The main element of this pilot is a survey with individuals with one of the six long-term conditions, short qualitative interviews are an additional element. For the survey, volunteering primary care practices will mail questionnaires to 2250 individuals with one of the conditions who will be identified from the practices’ Quality and Outcome Framework (QOF) database. Individuals who would like to participate are asked to return their completed questionnaire to the research team. The questionnaire is comprised of one generic and one disease-specific PROM, and a few additional items on demographics. Half of the people contacted to participate will be asked to complete the questionnaire once and the other half will be asked to complete the questionnaire a second time one year after completing the initial questionnaire.
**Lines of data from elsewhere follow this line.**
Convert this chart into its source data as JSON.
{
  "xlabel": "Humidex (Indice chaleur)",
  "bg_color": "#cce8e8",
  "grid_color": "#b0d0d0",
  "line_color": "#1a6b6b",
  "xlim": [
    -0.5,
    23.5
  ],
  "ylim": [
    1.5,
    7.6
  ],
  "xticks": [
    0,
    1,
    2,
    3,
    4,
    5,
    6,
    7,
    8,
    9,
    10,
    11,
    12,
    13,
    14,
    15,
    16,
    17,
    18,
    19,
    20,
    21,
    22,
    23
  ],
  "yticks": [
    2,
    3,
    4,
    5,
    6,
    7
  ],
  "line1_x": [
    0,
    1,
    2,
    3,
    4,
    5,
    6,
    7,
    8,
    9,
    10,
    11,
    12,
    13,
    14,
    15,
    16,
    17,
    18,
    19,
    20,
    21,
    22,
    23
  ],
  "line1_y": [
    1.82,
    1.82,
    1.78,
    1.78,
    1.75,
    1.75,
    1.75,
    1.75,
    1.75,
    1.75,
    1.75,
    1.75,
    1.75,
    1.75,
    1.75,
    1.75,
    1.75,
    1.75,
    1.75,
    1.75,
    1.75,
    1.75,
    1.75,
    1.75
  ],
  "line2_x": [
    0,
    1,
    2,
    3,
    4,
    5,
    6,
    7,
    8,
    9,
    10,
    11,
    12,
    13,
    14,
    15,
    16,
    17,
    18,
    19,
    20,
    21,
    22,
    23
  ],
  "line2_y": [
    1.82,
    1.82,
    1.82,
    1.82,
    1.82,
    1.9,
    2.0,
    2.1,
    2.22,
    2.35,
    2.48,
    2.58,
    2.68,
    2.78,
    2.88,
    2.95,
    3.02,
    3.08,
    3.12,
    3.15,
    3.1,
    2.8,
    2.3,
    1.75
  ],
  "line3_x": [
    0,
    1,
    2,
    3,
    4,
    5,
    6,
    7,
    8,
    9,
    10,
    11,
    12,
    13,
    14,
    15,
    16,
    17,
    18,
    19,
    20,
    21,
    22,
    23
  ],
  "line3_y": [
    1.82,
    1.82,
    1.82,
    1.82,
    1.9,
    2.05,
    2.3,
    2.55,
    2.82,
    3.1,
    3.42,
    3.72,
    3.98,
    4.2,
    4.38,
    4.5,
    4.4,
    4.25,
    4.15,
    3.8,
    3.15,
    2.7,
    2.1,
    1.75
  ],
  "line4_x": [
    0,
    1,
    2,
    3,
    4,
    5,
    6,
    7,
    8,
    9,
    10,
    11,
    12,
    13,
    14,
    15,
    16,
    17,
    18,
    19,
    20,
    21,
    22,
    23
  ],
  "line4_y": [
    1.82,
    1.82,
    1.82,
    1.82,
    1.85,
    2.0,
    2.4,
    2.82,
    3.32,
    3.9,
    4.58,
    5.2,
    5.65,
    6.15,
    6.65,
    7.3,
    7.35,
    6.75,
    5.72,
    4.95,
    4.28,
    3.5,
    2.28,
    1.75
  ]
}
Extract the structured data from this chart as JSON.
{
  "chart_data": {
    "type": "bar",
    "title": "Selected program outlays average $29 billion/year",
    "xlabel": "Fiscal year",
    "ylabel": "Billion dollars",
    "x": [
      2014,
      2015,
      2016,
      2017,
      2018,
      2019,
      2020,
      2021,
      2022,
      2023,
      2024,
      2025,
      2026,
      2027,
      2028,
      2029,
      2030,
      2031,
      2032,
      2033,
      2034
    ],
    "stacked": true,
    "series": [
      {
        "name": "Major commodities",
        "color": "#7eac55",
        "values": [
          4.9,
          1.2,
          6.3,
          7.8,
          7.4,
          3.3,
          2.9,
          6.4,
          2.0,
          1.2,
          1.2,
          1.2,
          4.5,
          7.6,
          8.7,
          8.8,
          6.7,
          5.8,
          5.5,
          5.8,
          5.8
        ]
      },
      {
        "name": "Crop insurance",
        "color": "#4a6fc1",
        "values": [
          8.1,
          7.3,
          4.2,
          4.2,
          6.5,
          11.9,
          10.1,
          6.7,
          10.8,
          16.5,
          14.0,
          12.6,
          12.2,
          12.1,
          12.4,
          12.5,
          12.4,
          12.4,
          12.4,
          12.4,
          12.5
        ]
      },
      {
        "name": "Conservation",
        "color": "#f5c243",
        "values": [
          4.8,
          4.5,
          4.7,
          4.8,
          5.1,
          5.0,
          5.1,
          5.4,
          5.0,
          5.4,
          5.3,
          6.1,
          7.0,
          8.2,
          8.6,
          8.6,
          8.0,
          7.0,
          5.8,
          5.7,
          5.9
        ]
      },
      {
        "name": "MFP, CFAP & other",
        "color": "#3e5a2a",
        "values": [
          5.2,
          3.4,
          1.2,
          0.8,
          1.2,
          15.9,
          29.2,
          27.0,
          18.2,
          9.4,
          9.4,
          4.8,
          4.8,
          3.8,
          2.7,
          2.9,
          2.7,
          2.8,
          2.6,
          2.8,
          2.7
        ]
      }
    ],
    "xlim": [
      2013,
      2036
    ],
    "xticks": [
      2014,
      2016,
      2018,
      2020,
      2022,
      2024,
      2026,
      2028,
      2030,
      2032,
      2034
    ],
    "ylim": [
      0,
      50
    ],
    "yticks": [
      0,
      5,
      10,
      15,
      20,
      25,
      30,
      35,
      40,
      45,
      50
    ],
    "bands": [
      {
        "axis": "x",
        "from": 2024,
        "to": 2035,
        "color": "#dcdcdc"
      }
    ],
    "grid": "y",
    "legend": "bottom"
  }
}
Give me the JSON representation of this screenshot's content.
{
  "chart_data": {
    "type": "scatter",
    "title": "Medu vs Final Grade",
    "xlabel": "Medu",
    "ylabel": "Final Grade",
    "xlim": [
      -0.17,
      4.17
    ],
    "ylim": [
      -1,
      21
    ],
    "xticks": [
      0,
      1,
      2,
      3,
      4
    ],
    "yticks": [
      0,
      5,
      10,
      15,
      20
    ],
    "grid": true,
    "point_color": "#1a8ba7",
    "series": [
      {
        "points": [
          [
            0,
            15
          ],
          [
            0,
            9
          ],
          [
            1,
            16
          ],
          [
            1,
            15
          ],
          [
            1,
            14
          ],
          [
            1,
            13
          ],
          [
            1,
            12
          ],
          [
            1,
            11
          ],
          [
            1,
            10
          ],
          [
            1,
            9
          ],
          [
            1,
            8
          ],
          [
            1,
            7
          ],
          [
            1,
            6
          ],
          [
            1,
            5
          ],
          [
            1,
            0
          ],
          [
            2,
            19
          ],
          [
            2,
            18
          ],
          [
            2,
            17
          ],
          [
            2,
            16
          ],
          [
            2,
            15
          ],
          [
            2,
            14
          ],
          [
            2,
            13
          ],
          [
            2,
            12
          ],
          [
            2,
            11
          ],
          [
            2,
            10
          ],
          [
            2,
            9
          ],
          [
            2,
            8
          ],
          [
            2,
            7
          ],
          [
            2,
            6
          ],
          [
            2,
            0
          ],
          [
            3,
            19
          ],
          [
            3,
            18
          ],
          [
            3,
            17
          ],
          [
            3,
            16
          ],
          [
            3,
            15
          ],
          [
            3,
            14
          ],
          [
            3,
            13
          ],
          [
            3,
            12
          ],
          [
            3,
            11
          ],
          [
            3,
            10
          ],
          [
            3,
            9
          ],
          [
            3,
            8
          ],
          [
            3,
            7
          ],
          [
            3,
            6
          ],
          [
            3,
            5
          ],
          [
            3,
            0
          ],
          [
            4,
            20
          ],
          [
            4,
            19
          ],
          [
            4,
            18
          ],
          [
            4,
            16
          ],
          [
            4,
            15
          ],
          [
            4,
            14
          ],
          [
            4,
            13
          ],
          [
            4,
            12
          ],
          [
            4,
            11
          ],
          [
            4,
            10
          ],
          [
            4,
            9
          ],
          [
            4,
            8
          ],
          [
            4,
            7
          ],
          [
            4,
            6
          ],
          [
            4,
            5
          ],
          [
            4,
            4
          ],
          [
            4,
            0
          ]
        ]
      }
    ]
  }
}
A sub-sample of individuals will be invited to participate in a short interview about the idea of completing a PROMs questionnaire. A total of 55 patient interviews will be conducted to identify barriers to completing PROMs. Additionally, 30 professional stakeholders (such as GPs, senior PCT and SHA staff) will be interviewed about their views on the value of using PROMs to measure outcomes in primary care. Information on the resources necessary for collecting PROMs data will include costs associated with mailing the survey and NHS primary care staff time. Finally, the project will attempt to work with some practices to find ways of improving response rates, for example, from those with poorer health status.
The results of this pilot, together with some estimation of costs, will inform Department of Health decisions about whether PROMs are an acceptable way of involving the public and measuring health outcomes of the NHS on a large, national scale in individuals with one of these conditions. Findings from this pilot will enable the Department of Health to decide whether PROMs can be more generally rolled out to engage the public in the assessment of quality of health care services for long-term conditions.